I just completed reading Slaves Waiting for Sale: Abolitonist Art and the American Slave Trade by Maurie D. McInnis (Univ. of Chicago Press, 2011). This fantastic book views the Richmond, Virginia slave trade by relating it to British artist Eyre Crowe's 1853 visit and his sketch of a group of slaves waiting to be auctioned. When Crowe was discovered drawing the scene, he was promptly "encouraged" to move on. In 1861, Crowe completed a painting of his earlier sketch.
Crowe and his boss, British author William Makepeace Thackeray stayed at the American Hotel on their Richmond stop. The American Hotel was one of the state capital's finest lodgings at the time and was located at the corner of Main and Eleventh streets.
One of the several businesses in the American Hotel building was the barbershop of free man of color R. C. Hobson. As the 1857 advertisement above shows, Hobson offered a variety of grooming and hygiene services at his establishment. Hobson likely chose the location for his shop wisely due to the amount of traffic he could expect from hotel guests as well as neighbor Richmonders.

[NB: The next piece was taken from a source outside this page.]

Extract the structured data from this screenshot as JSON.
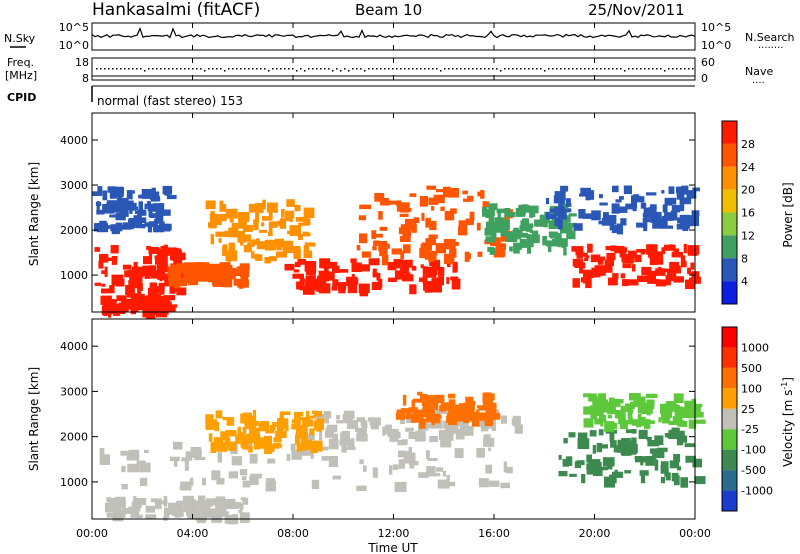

It is not known if Crowe was specifically in Hobson's shop when he drew the above image. However it is quite possible since Crowe's "A Barber's Shop at Richmond, Virginia," which was later published in the Illustrated London News, was located in the same building where he lodged. Regardless, the sketch gives us one of the few (if not the only) views of an antebellum Southern barbershop. A big thanks is owed to Crowe for his visual contribution.